A few minutes after that, another student responded, “I heard he’s not dead.” And still another scolded: “Just thought everyone should know: Paterno family is denying the story he’s dead. Do some research, people.”
Several journalists took to Twitter late Saturday and early Sunday to criticize their own. “Paterno mess should teach journalists to — G-forbid — report before reporting,” tweeted Joe Flint, the Los Angeles Times’ media reporter. “Unlikely, as we we live in age of shoot first and aim later.”
In a note posted Saturday night on Onward State’s Web site and Facebook page, managing editor Devon Edwards retracted the Paterno story and said he was resigning. “There are no excuses for what we did,” he wrote. “We all make mistakes, but it’s impossible to brush off one of this magnitude.
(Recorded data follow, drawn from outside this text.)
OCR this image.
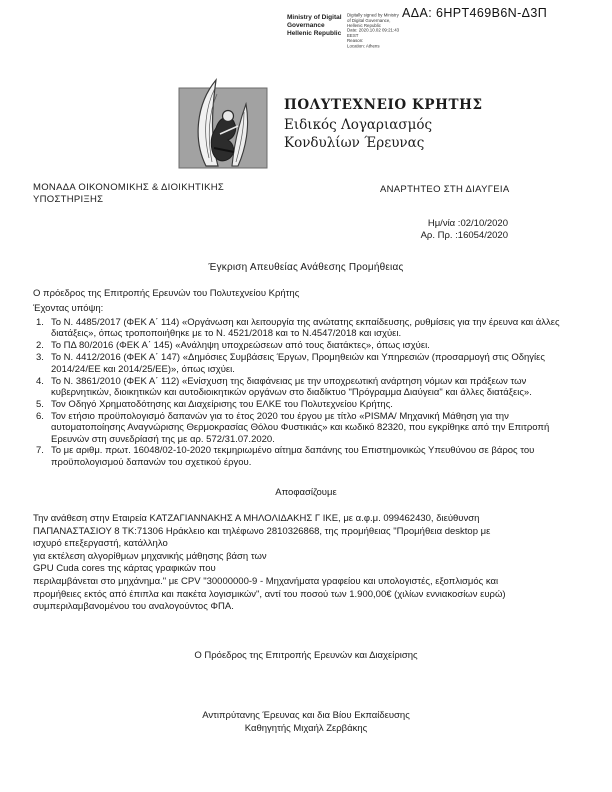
ΑΔΑ: 6ΗΡΤ469Β6Ν-Δ3Π
Ministry of Digital
Governance
Hellenic Republic
Digitally signed by Ministry
of Digital Governance,
Hellenic Republic
Date: 2020.10.02 09:21:43
EEST
Reason:
Location: Athens
ΠΟΛΥΤΕΧΝΕΙΟ ΚΡΗΤΗΣ
Ειδικός Λογαριασμός
Κονδυλίων Έρευνας
ΜΟΝΑΔΑ ΟΙΚΟΝΟΜΙΚΗΣ & ΔΙΟΙΚΗΤΙΚΗΣ
ΥΠΟΣΤΗΡΙΞΗΣ
ΑΝΑΡΤΗΤΕΟ ΣΤΗ ΔΙΑΥΓΕΙΑ
Ημ/νία :02/10/2020
Αρ. Πρ. :16054/2020
Έγκριση Απευθείας Ανάθεσης Προμήθειας
Ο πρόεδρος της Επιτροπής Ερευνών του Πολυτεχνείου Κρήτης
Έχοντας υπόψη:
1. Το Ν. 4485/2017 (ΦΕΚ Α΄ 114) «Οργάνωση και λειτουργία της ανώτατης εκπαίδευσης, ρυθμίσεις για την έρευνα και άλλες διατάξεις», όπως τροποποιήθηκε με το Ν. 4521/2018 και το Ν.4547/2018 και ισχύει.
2. Το ΠΔ 80/2016 (ΦΕΚ Α΄ 145) «Ανάληψη υποχρεώσεων από τους διατάκτες», όπως ισχύει.
3. Το Ν. 4412/2016 (ΦΕΚ Α΄ 147) «Δημόσιες Συμβάσεις Έργων, Προμηθειών και Υπηρεσιών (προσαρμογή στις Οδηγίες 2014/24/ΕΕ και 2014/25/ΕΕ)», όπως ισχύει.
4. Το Ν. 3861/2010 (ΦΕΚ Α΄ 112) «Ενίσχυση της διαφάνειας με την υποχρεωτική ανάρτηση νόμων και πράξεων των κυβερνητικών, διοικητικών και αυτοδιοικητικών οργάνων στο διαδίκτυο "Πρόγραμμα Διαύγεια" και άλλες διατάξεις».
5. Τον Οδηγό Χρηματοδότησης και Διαχείρισης του ΕΛΚΕ του Πολυτεχνείου Κρήτης.
6. Τον ετήσιο προϋπολογισμό δαπανών για το έτος 2020 του έργου με τίτλο «PISMA/ Μηχανική Μάθηση για την αυτοματοποίησης Αναγνώρισης Θερμοκρασίας Θόλου Φυστικιάς» και κωδικό 82320, που εγκρίθηκε από την Επιτροπή Ερευνών στη συνεδρίασή της με αρ. 572/31.07.2020.
7. Το με αριθμ. πρωτ. 16048/02-10-2020 τεκμηριωμένο αίτημα δαπάνης του Επιστημονικώς Υπευθύνου σε βάρος του προϋπολογισμού δαπανών του σχετικού έργου.
Αποφασίζουμε
Την ανάθεση στην Εταιρεία ΚΑΤΖΑΓΙΑΝΝΑΚΗΣ Α ΜΗΛΟΛΙΔΑΚΗΣ Γ ΙΚΕ, με α.φ.μ. 099462430, διεύθυνση
ΠΑΠΑΝΑΣΤΑΣΙΟΥ 8 ΤΚ:71306 Ηράκλειο και τηλέφωνο 2810326868, της προμήθειας "Προμήθεια desktop με
ισχυρό επεξεργαστή, κατάλληλο
για εκτέλεση αλγορίθμων μηχανικής μάθησης βάση των
GPU Cuda cores της κάρτας γραφικών που
περιλαμβάνεται στο μηχάνημα." με CPV "30000000-9 - Μηχανήματα γραφείου και υπολογιστές, εξοπλισμός και
προμήθειες εκτός από έπιπλα και πακέτα λογισμικών", αντί του ποσού των 1.900,00€ (χιλίων εννιακοσίων ευρώ)
συμπεριλαμβανομένου του αναλογούντος ΦΠΑ.
Ο Πρόεδρος της Επιτροπής Ερευνών και Διαχείρισης
Αντιπρύτανης Έρευνας και δια Βίου Εκπαίδευσης
Καθηγητής Μιχαήλ Ζερβάκης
Right now, we deserve all of the criticism headed our way.”
He added, “I take full responsibility for the events that transpired tonight, and for the black mark upon the organization that I have caused. I ask not for your forgiveness, but for your understanding. I am so very, very, sorry, and we at Onward State continue to pray for Coach Paterno.”
Paterno, the winningest coach in Division I football history, lost his job after 61 years at Penn State this fall, amid questions about his role in an unfolding child sex-abuse scandal involving a former assistant coach.
Critics have questioned whether Paterno did enough to call attention to a report he received in 2002 from a student assistant coach who told him that he had witnessed former assistant coach Jerry Sandusky raping a boy in the school’s locker room.
In an exclusive interview with The Washington Post last week, Paterno said he didn’t know how to react when he was told about the alleged incident. “I didn’t know exactly how to handle it,” he said. “I backed away and turned it over to some other people, people I thought would have a little more expertise than I did. It didn’t work out that way.”
Sandusky faces 52 counts of child molestation; Paterno has not been charged with any wrongdoing.